#1 do you want to make more money?

those that answered 'no' should skip this and go straight to show #2!

for the rest of us, here's my chef's eye view of the mysteries of restaurant finances:

the 5 steps we use in our restaurant, that absolutely WORK are:

1. do a 'profit and loss' statement/report EVERY MONTH.  although any accounting program will issue a report at the touch of a button, there are a few things to get sorted before you have an accurate report. most importantly you need to do a 'stocktake' at the end of every month. the program will then be able to add you month's purchases and deduct the stock that was there at the beginning to generate an accurate food and beverage cost.

2. understand EVERY LINE. sounds a bit glib, but true. depending on who does your books, the likelihood of entries needing explanation is high. no point in a report if you don't understand it!

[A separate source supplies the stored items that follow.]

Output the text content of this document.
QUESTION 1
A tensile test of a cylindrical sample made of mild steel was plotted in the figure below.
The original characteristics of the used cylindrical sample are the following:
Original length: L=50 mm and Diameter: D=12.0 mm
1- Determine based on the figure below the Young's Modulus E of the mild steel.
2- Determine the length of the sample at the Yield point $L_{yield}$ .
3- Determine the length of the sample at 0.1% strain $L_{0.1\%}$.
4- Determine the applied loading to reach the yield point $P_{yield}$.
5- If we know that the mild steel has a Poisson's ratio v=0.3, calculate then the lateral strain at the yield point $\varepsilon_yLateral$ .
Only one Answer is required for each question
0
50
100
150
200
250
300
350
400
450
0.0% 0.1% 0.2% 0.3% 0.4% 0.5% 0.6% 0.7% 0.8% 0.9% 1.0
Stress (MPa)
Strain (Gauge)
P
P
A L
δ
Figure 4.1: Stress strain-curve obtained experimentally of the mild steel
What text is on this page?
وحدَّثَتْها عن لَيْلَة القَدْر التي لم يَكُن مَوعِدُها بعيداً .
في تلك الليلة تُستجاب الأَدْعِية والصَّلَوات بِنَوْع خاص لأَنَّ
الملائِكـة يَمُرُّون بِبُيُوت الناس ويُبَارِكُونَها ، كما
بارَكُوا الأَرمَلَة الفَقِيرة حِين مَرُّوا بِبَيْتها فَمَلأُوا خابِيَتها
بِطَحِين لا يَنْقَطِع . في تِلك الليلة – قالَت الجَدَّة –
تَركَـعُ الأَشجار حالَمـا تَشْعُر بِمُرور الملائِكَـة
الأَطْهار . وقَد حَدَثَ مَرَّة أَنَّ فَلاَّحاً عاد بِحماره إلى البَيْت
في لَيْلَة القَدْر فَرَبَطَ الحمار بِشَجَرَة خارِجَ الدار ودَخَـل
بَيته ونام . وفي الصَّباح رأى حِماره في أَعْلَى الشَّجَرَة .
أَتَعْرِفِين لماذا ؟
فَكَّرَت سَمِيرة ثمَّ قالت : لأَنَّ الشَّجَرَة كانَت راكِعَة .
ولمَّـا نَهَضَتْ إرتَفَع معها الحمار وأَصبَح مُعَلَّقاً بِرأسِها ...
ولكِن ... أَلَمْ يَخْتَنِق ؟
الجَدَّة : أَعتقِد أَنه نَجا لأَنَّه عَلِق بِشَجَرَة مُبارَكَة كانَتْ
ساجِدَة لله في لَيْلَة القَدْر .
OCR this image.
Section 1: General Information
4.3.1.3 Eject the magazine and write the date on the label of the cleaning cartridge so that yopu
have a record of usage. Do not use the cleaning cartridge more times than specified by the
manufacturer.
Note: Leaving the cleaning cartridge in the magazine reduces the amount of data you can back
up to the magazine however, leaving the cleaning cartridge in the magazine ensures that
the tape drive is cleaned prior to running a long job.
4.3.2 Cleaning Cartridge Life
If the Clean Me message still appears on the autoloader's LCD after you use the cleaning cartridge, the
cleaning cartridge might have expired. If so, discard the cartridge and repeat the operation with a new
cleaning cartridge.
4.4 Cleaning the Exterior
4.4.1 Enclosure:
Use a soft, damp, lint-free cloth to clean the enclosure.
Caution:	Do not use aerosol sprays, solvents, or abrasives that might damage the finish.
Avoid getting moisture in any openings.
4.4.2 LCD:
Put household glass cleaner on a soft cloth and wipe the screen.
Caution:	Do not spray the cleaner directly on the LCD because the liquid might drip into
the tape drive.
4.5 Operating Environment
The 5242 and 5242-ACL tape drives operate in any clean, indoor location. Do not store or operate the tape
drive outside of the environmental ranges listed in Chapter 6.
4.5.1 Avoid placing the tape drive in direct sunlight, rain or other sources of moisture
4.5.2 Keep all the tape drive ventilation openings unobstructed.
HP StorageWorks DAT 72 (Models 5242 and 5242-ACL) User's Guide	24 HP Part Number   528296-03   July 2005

3. get naked in the shower with other restaurant owners. or to put it another way - use 'benchmark' figures. these are territory specific, so get hold of some for your area. they are figures of other restaurants, just like yours. they'll give you a great idea of how you, ah, compare against others.

4. use the benchmark figures to make your own 'percentage compass' . get help with this if you need. the aim is to build a list of dream expense percentages. remember that the most important way of reducing the food cost percentage, for example, is to increase sales without spending more on food. it could look something like this example :

food and beverage 30%

general and admin 6%

marketing 2%

operating 5%

employment 35%

occupancy 7%

net profit (owners wage) 10%

owners invest return 5%

so play with the percentages! so long as they equal 100% you've got the start of a plan. already you can see how some lines need explanation, e.g. whats covered in 'operating'? I have a car lease, where do the repayments fit in? how do you work out owners investment return? chances are you'll need to sit down with someone 'in the know' to complete this, but once you do....

5. commit to achieving those goal percentages. this is a massive topic! i love the interaction between the sales and the expenses. put your prices up and reduce your expense percentages. but put them up too much and don't make as many sales! hmmm, there's a lot to think about in here. we'll be looking into all of this in upcoming episodes.